After Garza-Trevino filed a notice of appeal, she filed a motion for sanctions in the district court, alleging that New England failed to serve her with three pleadings. The district court denied that motion, finding that New England’s failure to serve the documents resulted from inadvertence rather than any bad faith.

II.

Garza-Trevino raises numerous challenges on appeal: she contends that she had an absolute right to a hearing on *206 New England’s summary judgment motion; she challenges the substance of the district court’s summary judgment ruling and the district court’s order denying her motion for sanctions; and she asks the court to grant her motion to supplement the record on appeal with documents that the district court did not have before it and therefore did not consider.

We review the district court’s grant of summary judgment de novo, applying the same standards as the district court.
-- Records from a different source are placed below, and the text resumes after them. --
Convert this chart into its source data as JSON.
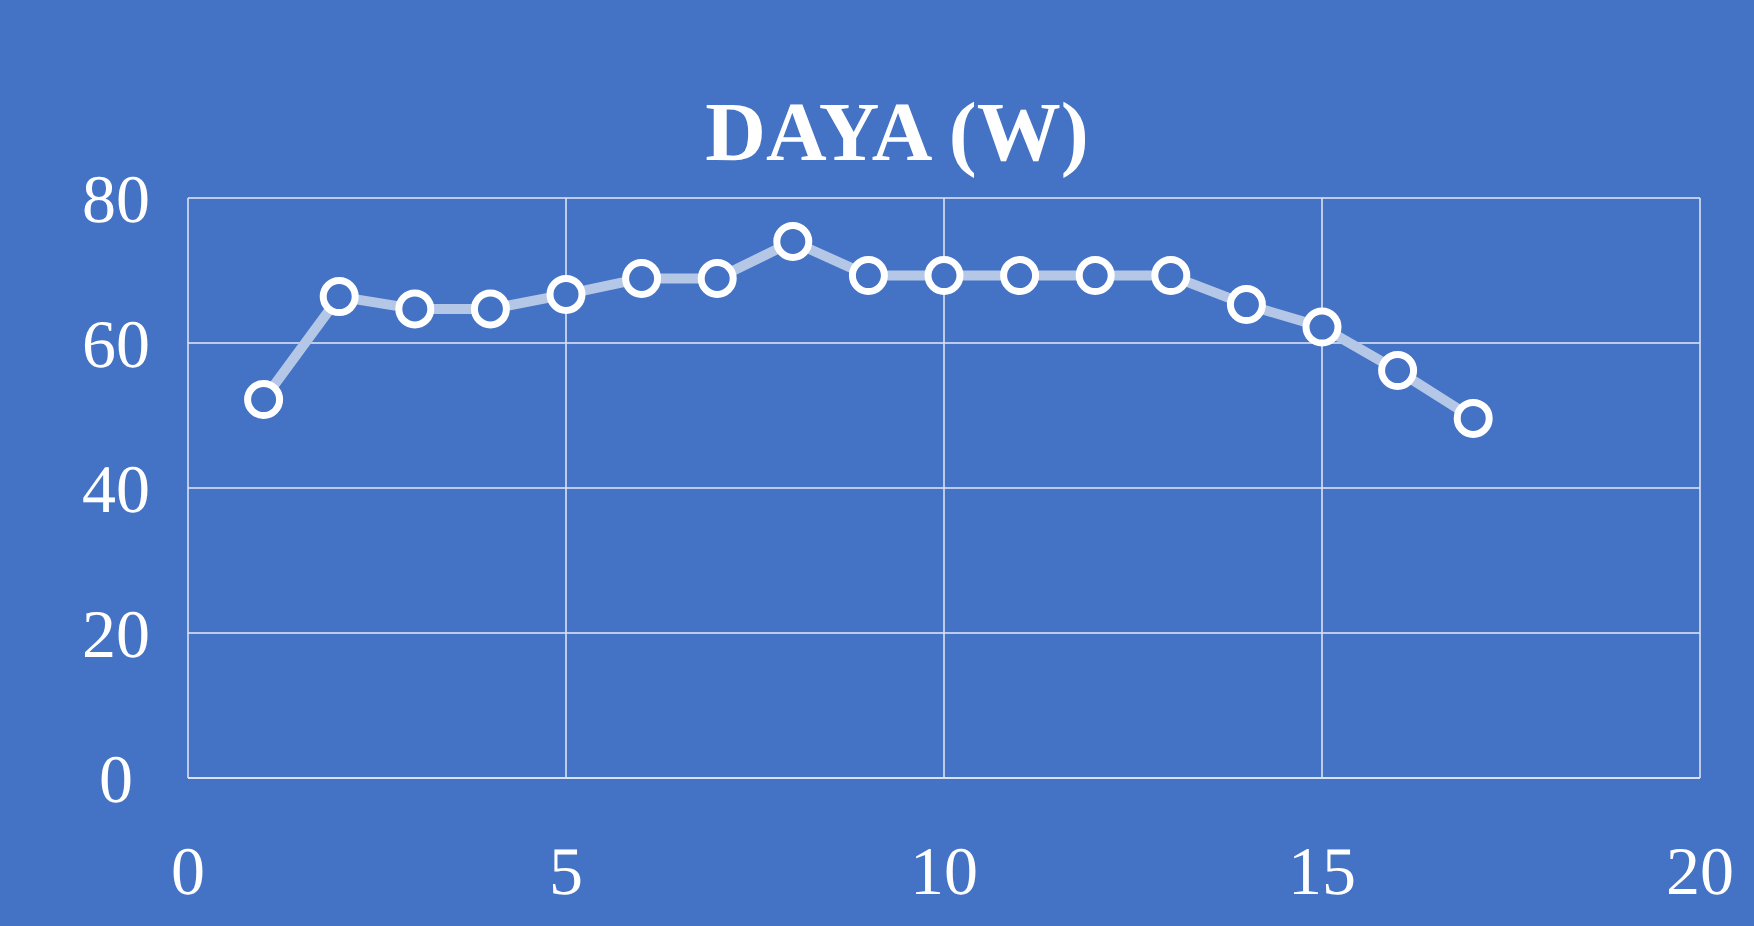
{
  "chart_data": {
    "type": "line",
    "title": "DAYA (W)",
    "x": [
      1,
      2,
      3,
      4,
      5,
      6,
      7,
      8,
      9,
      10,
      11,
      12,
      13,
      14,
      15,
      16,
      17
    ],
    "series": [
      {
        "color": "#b4c7e7",
        "values": [
          52.2,
          66.4,
          64.7,
          64.7,
          66.7,
          68.9,
          68.9,
          74,
          69.3,
          69.3,
          69.3,
          69.3,
          69.3,
          65.3,
          62.2,
          56.2,
          49.6
        ]
      }
    ],
    "xlim": [
      0,
      20
    ],
    "xticks": [
      0,
      5,
      10,
      15,
      20
    ],
    "ylim": [
      0,
      80
    ],
    "yticks": [
      0,
      20,
      40,
      60,
      80
    ],
    "grid": true,
    "marker": "circle",
    "line_style": "solid"
  }
}
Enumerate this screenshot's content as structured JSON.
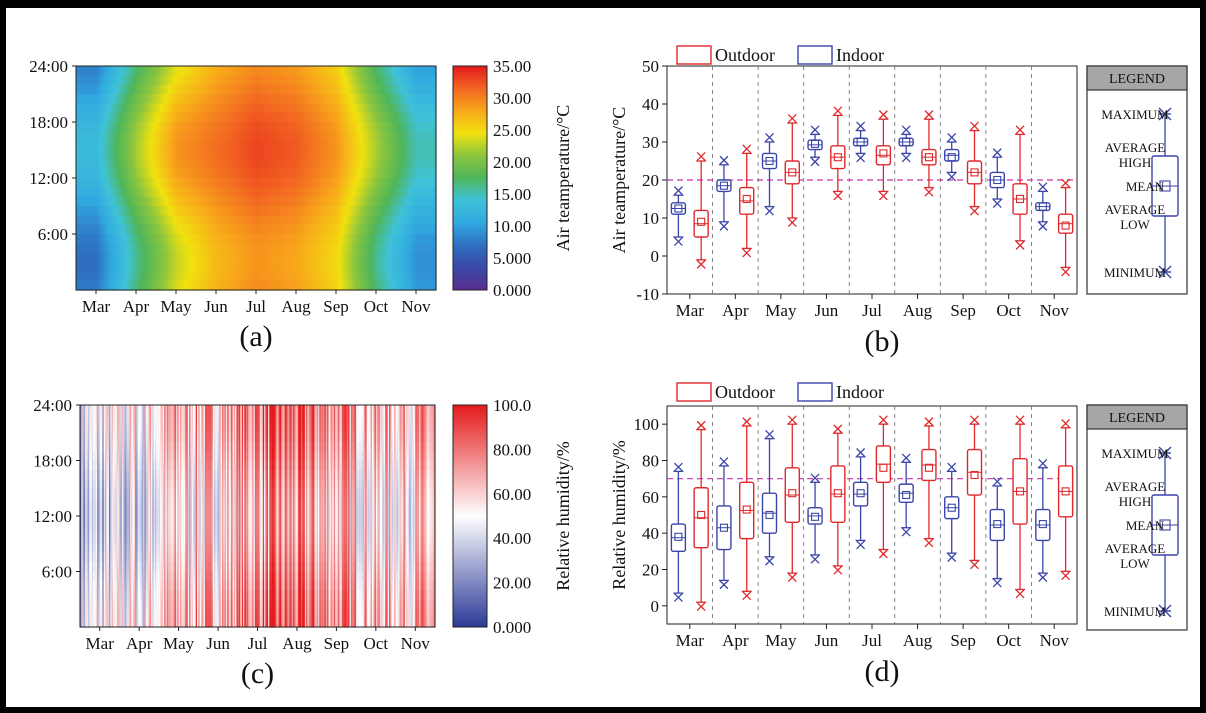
{
  "colors": {
    "outdoor": "#e0282b",
    "indoor": "#3a45a8",
    "reference_line": "#cc33aa",
    "legend_header_bg": "#a6a6a6",
    "temp_scale": [
      "#5b2c8f",
      "#3a49a6",
      "#2f6fc1",
      "#30a9e0",
      "#3fc2d9",
      "#4fb65a",
      "#8bc53f",
      "#f1e10f",
      "#f8a81b",
      "#f26522",
      "#e31a1c"
    ],
    "rh_scale": [
      "#2b3a97",
      "#ffffff",
      "#e41a1c"
    ]
  },
  "chart_data": [
    {
      "panel": "(a)",
      "type": "heatmap",
      "ylabel": "",
      "y_ticks": [
        "24:00",
        "18:00",
        "12:00",
        "6:00"
      ],
      "x_ticks": [
        "Mar",
        "Apr",
        "May",
        "Jun",
        "Jul",
        "Aug",
        "Sep",
        "Oct",
        "Nov"
      ],
      "colorbar_label": "Air teamperature/°C",
      "colorbar_ticks": [
        "35.00",
        "30.00",
        "25.00",
        "20.00",
        "15.00",
        "10.00",
        "5.000",
        "0.000"
      ],
      "colorbar_range": [
        0,
        35
      ],
      "monthly_daily_mean": [
        10,
        19,
        26,
        29,
        31,
        30,
        27,
        19,
        12
      ],
      "hourly_amplitude": [
        3,
        3,
        3,
        2,
        2,
        2,
        2,
        3,
        3
      ]
    },
    {
      "panel": "(b)",
      "type": "box",
      "ylabel": "Air teamperature/°C",
      "ylim": [
        -10,
        50
      ],
      "y_ticks": [
        50,
        40,
        30,
        20,
        10,
        0,
        -10
      ],
      "categories": [
        "Mar",
        "Apr",
        "May",
        "Jun",
        "Jul",
        "Aug",
        "Sep",
        "Oct",
        "Nov"
      ],
      "reference_line": 20,
      "series": [
        {
          "name": "Outdoor",
          "boxes": [
            {
              "min": -1,
              "q1": 5,
              "mean": 9,
              "q3": 12,
              "max": 25
            },
            {
              "min": 2,
              "q1": 11,
              "mean": 15,
              "q3": 18,
              "max": 27
            },
            {
              "min": 10,
              "q1": 19,
              "mean": 22,
              "q3": 25,
              "max": 35
            },
            {
              "min": 17,
              "q1": 23,
              "mean": 26,
              "q3": 29,
              "max": 37
            },
            {
              "min": 17,
              "q1": 24,
              "mean": 27,
              "q3": 29,
              "max": 36
            },
            {
              "min": 18,
              "q1": 24,
              "mean": 26,
              "q3": 28,
              "max": 36
            },
            {
              "min": 13,
              "q1": 19,
              "mean": 22,
              "q3": 25,
              "max": 33
            },
            {
              "min": 4,
              "q1": 11,
              "mean": 15,
              "q3": 19,
              "max": 32
            },
            {
              "min": -3,
              "q1": 6,
              "mean": 8,
              "q3": 11,
              "max": 18
            }
          ]
        },
        {
          "name": "Indoor",
          "boxes": [
            {
              "min": 5,
              "q1": 11,
              "mean": 12.5,
              "q3": 14,
              "max": 16
            },
            {
              "min": 9,
              "q1": 17,
              "mean": 18.5,
              "q3": 20,
              "max": 24
            },
            {
              "min": 13,
              "q1": 23,
              "mean": 25,
              "q3": 27,
              "max": 30
            },
            {
              "min": 26,
              "q1": 28,
              "mean": 29.5,
              "q3": 30.5,
              "max": 32
            },
            {
              "min": 27,
              "q1": 29,
              "mean": 30,
              "q3": 31,
              "max": 33
            },
            {
              "min": 27,
              "q1": 29,
              "mean": 30,
              "q3": 31,
              "max": 32
            },
            {
              "min": 22,
              "q1": 25,
              "mean": 26,
              "q3": 28,
              "max": 30
            },
            {
              "min": 15,
              "q1": 18,
              "mean": 20,
              "q3": 22,
              "max": 26
            },
            {
              "min": 9,
              "q1": 12,
              "mean": 13,
              "q3": 14,
              "max": 17
            }
          ]
        }
      ]
    },
    {
      "panel": "(c)",
      "type": "heatmap",
      "y_ticks": [
        "24:00",
        "18:00",
        "12:00",
        "6:00"
      ],
      "x_ticks": [
        "Mar",
        "Apr",
        "May",
        "Jun",
        "Jul",
        "Aug",
        "Sep",
        "Oct",
        "Nov"
      ],
      "colorbar_label": "Relative humidity/%",
      "colorbar_ticks": [
        "100.0",
        "80.00",
        "60.00",
        "40.00",
        "20.00",
        "0.000"
      ],
      "colorbar_range": [
        0,
        100
      ],
      "monthly_mean": [
        38,
        45,
        62,
        62,
        75,
        75,
        70,
        60,
        62
      ]
    },
    {
      "panel": "(d)",
      "type": "box",
      "ylabel": "Relative humidity/%",
      "ylim": [
        -10,
        110
      ],
      "y_ticks": [
        100,
        80,
        60,
        40,
        20,
        0
      ],
      "categories": [
        "Mar",
        "Apr",
        "May",
        "Jun",
        "Jul",
        "Aug",
        "Sep",
        "Oct",
        "Nov"
      ],
      "reference_line": 70,
      "series": [
        {
          "name": "Outdoor",
          "boxes": [
            {
              "min": 2,
              "q1": 32,
              "mean": 50,
              "q3": 65,
              "max": 97
            },
            {
              "min": 8,
              "q1": 37,
              "mean": 53,
              "q3": 68,
              "max": 99
            },
            {
              "min": 18,
              "q1": 46,
              "mean": 62,
              "q3": 76,
              "max": 100
            },
            {
              "min": 22,
              "q1": 46,
              "mean": 62,
              "q3": 77,
              "max": 95
            },
            {
              "min": 31,
              "q1": 68,
              "mean": 76,
              "q3": 88,
              "max": 100
            },
            {
              "min": 37,
              "q1": 69,
              "mean": 76,
              "q3": 86,
              "max": 99
            },
            {
              "min": 25,
              "q1": 61,
              "mean": 72,
              "q3": 86,
              "max": 100
            },
            {
              "min": 9,
              "q1": 45,
              "mean": 63,
              "q3": 81,
              "max": 100
            },
            {
              "min": 19,
              "q1": 49,
              "mean": 63,
              "q3": 77,
              "max": 98
            }
          ]
        },
        {
          "name": "Indoor",
          "boxes": [
            {
              "min": 7,
              "q1": 30,
              "mean": 38,
              "q3": 45,
              "max": 74
            },
            {
              "min": 14,
              "q1": 31,
              "mean": 43,
              "q3": 55,
              "max": 77
            },
            {
              "min": 27,
              "q1": 40,
              "mean": 50,
              "q3": 62,
              "max": 92
            },
            {
              "min": 28,
              "q1": 45,
              "mean": 49,
              "q3": 54,
              "max": 68
            },
            {
              "min": 36,
              "q1": 55,
              "mean": 62,
              "q3": 68,
              "max": 82
            },
            {
              "min": 43,
              "q1": 57,
              "mean": 61,
              "q3": 67,
              "max": 79
            },
            {
              "min": 29,
              "q1": 48,
              "mean": 54,
              "q3": 60,
              "max": 74
            },
            {
              "min": 15,
              "q1": 36,
              "mean": 45,
              "q3": 53,
              "max": 66
            },
            {
              "min": 18,
              "q1": 36,
              "mean": 45,
              "q3": 53,
              "max": 76
            }
          ]
        }
      ]
    }
  ],
  "legend_box": {
    "header": "LEGEND",
    "maximum": "MAXIMUM",
    "average_high": [
      "AVERAGE",
      "HIGH"
    ],
    "mean": "MEAN",
    "average_low": [
      "AVERAGE",
      "LOW"
    ],
    "minimum": "MINIMUM"
  },
  "series_legend": {
    "outdoor": "Outdoor",
    "indoor": "Indoor"
  }
}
Fabela v. Socorro Indep. Sch. Dist., 329 F.3d 409, 414 (5th Cir.2003). Summary judgment is appropriate if there is no genuine issue of material fact and the moving party is entitled to judgment as a matter of law. Fed.R.Civ.P. 56(c). The moving party always bears the initial burden of informing the district court of the basis for its motion and identifying those portions of the “pleadings, the discovery and disclosure materials on file, and any affidavits” which it believes reveal the absence of a genuine fact issue. Id.; Celotex Corp. v. Catrett, 477 U.S. 317, 323, 106 S.Ct. 2548, 91 L.Ed.2d 265 (1986).